Summit photos are evidence, particularly with landmarks, even at a distance. Narratives are evidence, and the timing and conditions must be reasonable. Maps or even a GPS-tracked route, are very helpful. All of which could be fabricated, but the honor system still holds generally speaking. As Ronald Reagan once famously said, “Trust, but verify.”
Eberhard Jurgalski of 8000ers.com has records, some of which aren’t widely known, of disputes around the summits of Annapurna, Dhaulagiri I, and Manaslu. To be more precise, there are questions of whether the climbers reached the actual summit. And if the actual summit wasn’t reached, has a custom or norm been created where the area surrounding the summit is considered a successful climb?
Over the last year, in between more pressing life things, I have been talking to established climbing researchers and perusing Jurgalski’s website and have been fascinated by the system he and others have developed using peak photos. Through some painstaking work, they have collected quality views from and of the summit, and labeled all of the notable features with letters, A, B, C, and so forth. The photos submitted as evidence of a climb can then be compared to these points. For example, if the rock covered in snow forming a knob, feature E is always in line with peak D in the distance with a certain amount of visibility from the lower peak in front of it, from a southwest camera angle, then you can clearly see where on the climber stood on the summit.
Of course, with so many instances of climbers reaching the top but not actually arriving on the summit, Jurgalski and others have suggested in 2019, for a point of discussion, introducing summit Tolerance Zones. This is essential for the work on 8000ers.com where counting climbers, by name and date, who reached the summit. When it was assumed everyone was reaching the true tippy top, tallying summiters was simple. The photographic evidence has shown the treatment of summits as a, well, slippery slope.

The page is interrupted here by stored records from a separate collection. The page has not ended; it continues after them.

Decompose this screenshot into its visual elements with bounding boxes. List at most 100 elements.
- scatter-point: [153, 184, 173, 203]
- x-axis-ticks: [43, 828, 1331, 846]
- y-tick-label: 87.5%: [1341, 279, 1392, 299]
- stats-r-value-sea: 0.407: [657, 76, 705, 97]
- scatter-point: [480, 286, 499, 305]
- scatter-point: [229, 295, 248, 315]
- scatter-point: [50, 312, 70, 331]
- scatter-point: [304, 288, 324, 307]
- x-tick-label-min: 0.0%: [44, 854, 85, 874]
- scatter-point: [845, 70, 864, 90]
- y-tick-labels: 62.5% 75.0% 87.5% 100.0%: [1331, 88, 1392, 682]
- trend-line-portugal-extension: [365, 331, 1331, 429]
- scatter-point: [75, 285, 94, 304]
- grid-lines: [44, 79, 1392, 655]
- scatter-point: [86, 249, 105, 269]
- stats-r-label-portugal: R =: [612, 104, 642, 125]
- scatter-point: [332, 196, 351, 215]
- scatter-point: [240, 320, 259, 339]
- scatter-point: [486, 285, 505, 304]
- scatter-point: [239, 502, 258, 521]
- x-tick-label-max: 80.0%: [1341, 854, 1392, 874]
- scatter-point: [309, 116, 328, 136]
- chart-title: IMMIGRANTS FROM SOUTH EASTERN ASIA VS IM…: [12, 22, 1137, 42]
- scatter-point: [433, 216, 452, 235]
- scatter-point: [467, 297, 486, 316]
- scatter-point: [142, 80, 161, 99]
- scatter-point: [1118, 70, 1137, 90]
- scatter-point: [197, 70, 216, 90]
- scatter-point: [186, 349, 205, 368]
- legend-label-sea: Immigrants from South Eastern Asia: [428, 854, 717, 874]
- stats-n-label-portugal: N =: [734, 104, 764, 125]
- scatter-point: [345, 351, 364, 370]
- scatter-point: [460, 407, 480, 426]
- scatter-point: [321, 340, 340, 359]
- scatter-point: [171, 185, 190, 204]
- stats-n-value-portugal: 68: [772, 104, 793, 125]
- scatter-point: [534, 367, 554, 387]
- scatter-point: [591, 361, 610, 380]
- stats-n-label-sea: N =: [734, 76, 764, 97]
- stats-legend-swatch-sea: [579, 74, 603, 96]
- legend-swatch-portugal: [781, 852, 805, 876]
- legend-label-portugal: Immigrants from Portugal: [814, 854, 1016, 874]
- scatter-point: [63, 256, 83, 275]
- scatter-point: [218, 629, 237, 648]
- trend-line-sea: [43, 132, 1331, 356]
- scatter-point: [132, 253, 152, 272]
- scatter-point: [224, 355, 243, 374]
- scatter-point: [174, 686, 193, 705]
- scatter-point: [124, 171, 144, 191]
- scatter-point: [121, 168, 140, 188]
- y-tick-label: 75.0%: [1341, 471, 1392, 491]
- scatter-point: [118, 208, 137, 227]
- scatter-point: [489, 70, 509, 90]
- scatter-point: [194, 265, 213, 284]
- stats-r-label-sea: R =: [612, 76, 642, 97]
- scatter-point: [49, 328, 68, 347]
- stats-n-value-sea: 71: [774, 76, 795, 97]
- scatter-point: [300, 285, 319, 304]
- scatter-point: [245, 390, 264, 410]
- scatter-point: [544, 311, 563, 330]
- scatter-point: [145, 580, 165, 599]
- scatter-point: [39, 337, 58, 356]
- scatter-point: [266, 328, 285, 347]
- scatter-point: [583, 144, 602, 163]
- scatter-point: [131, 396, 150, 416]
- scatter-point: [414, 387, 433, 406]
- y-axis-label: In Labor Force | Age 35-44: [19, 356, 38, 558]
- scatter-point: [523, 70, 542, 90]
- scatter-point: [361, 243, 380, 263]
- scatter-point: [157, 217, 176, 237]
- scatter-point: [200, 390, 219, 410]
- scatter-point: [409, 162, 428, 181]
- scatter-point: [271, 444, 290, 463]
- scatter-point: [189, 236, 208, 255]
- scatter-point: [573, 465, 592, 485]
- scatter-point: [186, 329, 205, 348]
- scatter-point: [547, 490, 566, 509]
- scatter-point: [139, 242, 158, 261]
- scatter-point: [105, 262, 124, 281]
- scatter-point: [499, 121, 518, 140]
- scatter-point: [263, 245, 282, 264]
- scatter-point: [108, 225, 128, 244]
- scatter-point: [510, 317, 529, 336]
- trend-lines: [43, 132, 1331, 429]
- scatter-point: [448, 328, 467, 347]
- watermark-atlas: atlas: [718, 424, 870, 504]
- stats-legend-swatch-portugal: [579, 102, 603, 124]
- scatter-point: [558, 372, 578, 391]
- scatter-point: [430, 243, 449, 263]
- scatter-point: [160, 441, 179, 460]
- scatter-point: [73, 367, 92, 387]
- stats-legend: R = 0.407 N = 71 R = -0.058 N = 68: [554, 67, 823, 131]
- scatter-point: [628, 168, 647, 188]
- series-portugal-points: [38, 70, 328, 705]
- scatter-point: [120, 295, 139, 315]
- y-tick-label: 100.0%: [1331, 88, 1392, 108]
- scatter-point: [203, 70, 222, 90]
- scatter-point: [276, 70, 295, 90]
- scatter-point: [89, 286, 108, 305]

I believe the summit is the summit. We should be reaching the top, even if there is only room for one person at a time. I’ve done that on much less significant peaks. However, I would hate to have my “expedition” scrutinized like this. I like the self-reporting of the Alpine Journals everywhere, but while the Elizabeth Hawley-like verification prevents more Frederick Cooks, I just want to climb, I don’t want to write a book about how I was first. Of course, too many are speaking to corporate circles and giving Ted Talks (supposedly) about their perseverance and vision through their summit of an 8000-meter peak. Fine, go climb and tell. I’m going to find some better peaks that are under the radar and enjoy it for what it is, a summit. And I know there are others, that will find more impressive lines to go up than a summit to verify. Thanks, I hope I’ll stumble on your story.
UPDATE (Nov. 30, 2020): A few days after I posted this essay, the American Alpine Club published an extensive piece by Damien Gildea, Antarctic alpinist and author, about the dilemma of climbers claiming summits they have not stood upon. He goes in depth into the discovery and the challenge it presents to archival accomplishments as well as what we do going forward.